Pimlico Documentation¶

The Pimlico Processing Toolkit is a toolkit for building pipelines of tasks for processing large datasets (corpora). It is especially focussed on processing linguistic corpora and provides wrappers around many existing, widely used NLP (Natural Language Processing) tools.

It makes it easy to write large, potentially complex pipelines with the key goals of making is easy to:

provide clear documentation of what has been done;
incorporate standard NLP tasks and data-processing tasks with minimal effort;
integrate non-standard code, specific to the task at hand, into the same pipeline; and
distribute code for later reproduction or application to other datasets or experiments.

The toolkit takes care of managing data between the steps of a pipeline and checking that everything’s executed in the right order.

The core toolkit is written in Python. Pimlico is open source, released under the GPLv3 license. It is available from its Github repository.

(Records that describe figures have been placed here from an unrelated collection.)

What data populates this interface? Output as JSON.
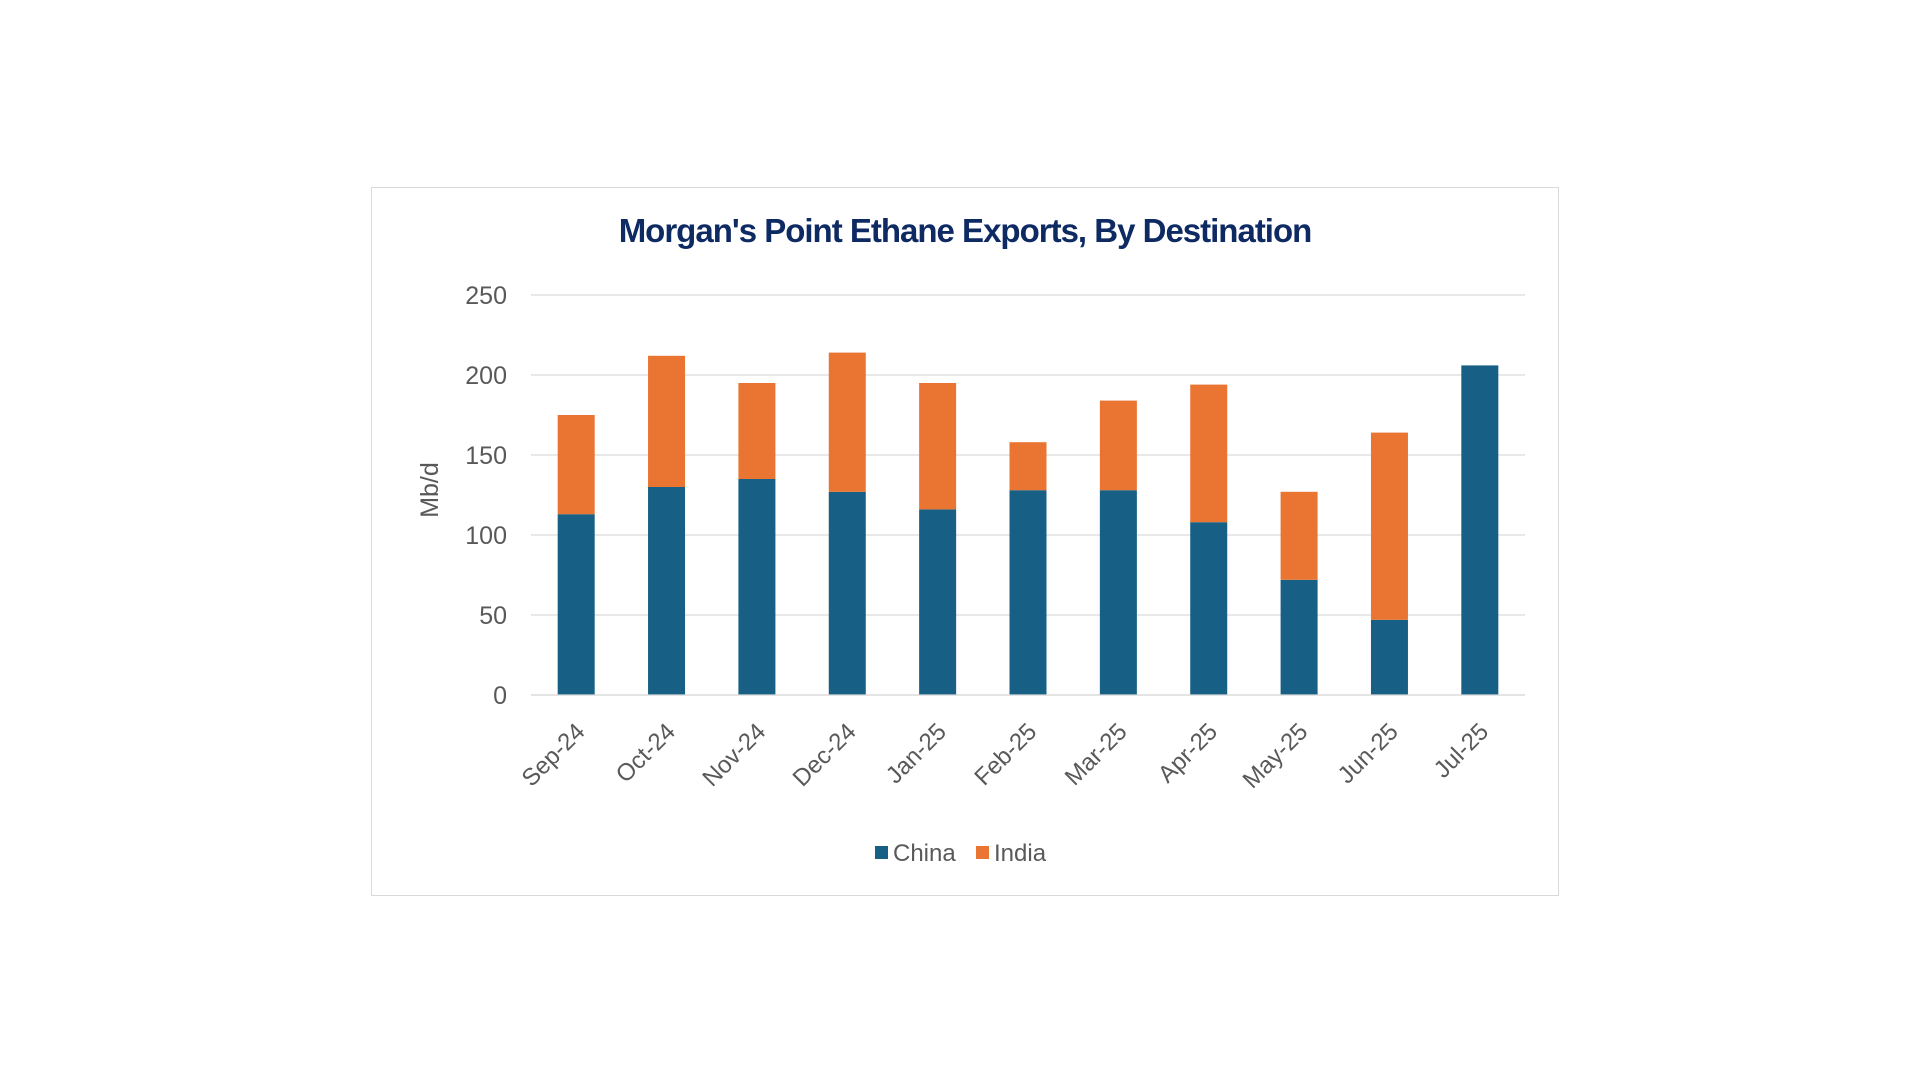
{
  "chart_data": {
    "type": "bar",
    "stacked": true,
    "title": "Morgan's Point Ethane Exports, By Destination",
    "xlabel": "",
    "ylabel": "Mb/d",
    "ylim": [
      0,
      250
    ],
    "yticks": [
      0,
      50,
      100,
      150,
      200,
      250
    ],
    "grid": true,
    "legend_position": "bottom",
    "categories": [
      "Sep-24",
      "Oct-24",
      "Nov-24",
      "Dec-24",
      "Jan-25",
      "Feb-25",
      "Mar-25",
      "Apr-25",
      "May-25",
      "Jun-25",
      "Jul-25"
    ],
    "series": [
      {
        "name": "China",
        "color": "#175f84",
        "values": [
          113,
          130,
          135,
          127,
          116,
          128,
          128,
          108,
          72,
          47,
          206
        ]
      },
      {
        "name": "India",
        "color": "#ea7431",
        "values": [
          62,
          82,
          60,
          87,
          79,
          30,
          56,
          86,
          55,
          117,
          0
        ]
      }
    ]
  }
}
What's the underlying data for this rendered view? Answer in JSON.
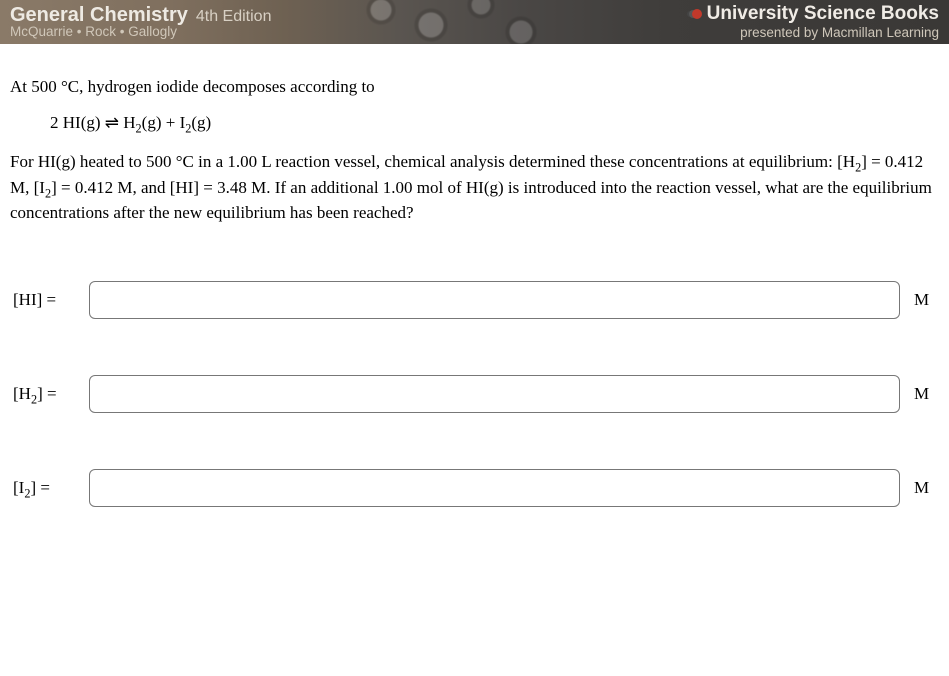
{
  "banner": {
    "title": "General Chemistry",
    "edition": "4th Edition",
    "authors": "McQuarrie • Rock • Gallogly",
    "publisher": "University Science Books",
    "presenter": "presented by Macmillan Learning",
    "logo_color": "#c1392b",
    "bg_gradient": [
      "#8a7a68",
      "#3a3836"
    ]
  },
  "question": {
    "intro": "At 500 °C, hydrogen iodide decomposes according to",
    "equation_html": "2 HI(g) &#8652; H<sub>2</sub>(g) + I<sub>2</sub>(g)",
    "body_html": "For HI(g) heated to 500 °C in a 1.00 L reaction vessel, chemical analysis determined these concentrations at equilibrium: [H<sub>2</sub>] = 0.412 M, [I<sub>2</sub>] = 0.412 M, and [HI] = 3.48 M. If an additional 1.00 mol of HI(g) is introduced into the reaction vessel, what are the equilibrium concentrations after the new equilibrium has been reached?"
  },
  "answers": [
    {
      "label_html": "[HI] =",
      "value": "",
      "unit": "M",
      "name": "hi-input"
    },
    {
      "label_html": "[H<sub>2</sub>] =",
      "value": "",
      "unit": "M",
      "name": "h2-input"
    },
    {
      "label_html": "[I<sub>2</sub>] =",
      "value": "",
      "unit": "M",
      "name": "i2-input"
    }
  ],
  "styles": {
    "body_fontsize": 17,
    "input_border_color": "#777777",
    "input_border_radius": 6,
    "text_color": "#000000",
    "background_color": "#ffffff"
  }
}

For a broad introduction to Pimlico’s key concepts, read Introduction to Pimlico.
To get started with a Pimlico project, follow the getting-started guide.

Pimlico is written in Python and can be run using Python >=2.7 or >=3.6. This means you can write your own processing modules using either Python 2 or 3.

Pimlico is short for PIpelined Modular LInguistic COrpus processing.

Contents¶

Note

New datatypes system

Some time ago, we changed how datatypes work internally, requiring all datatypes and modules to be updated. More info…

This has been done for many of the core modules, but some are waiting to be updated and don’t work. They do not appear in the documentation and can be found in pimlico.old_datatypes.modules.

These issues will be resolved before v1.0 is released.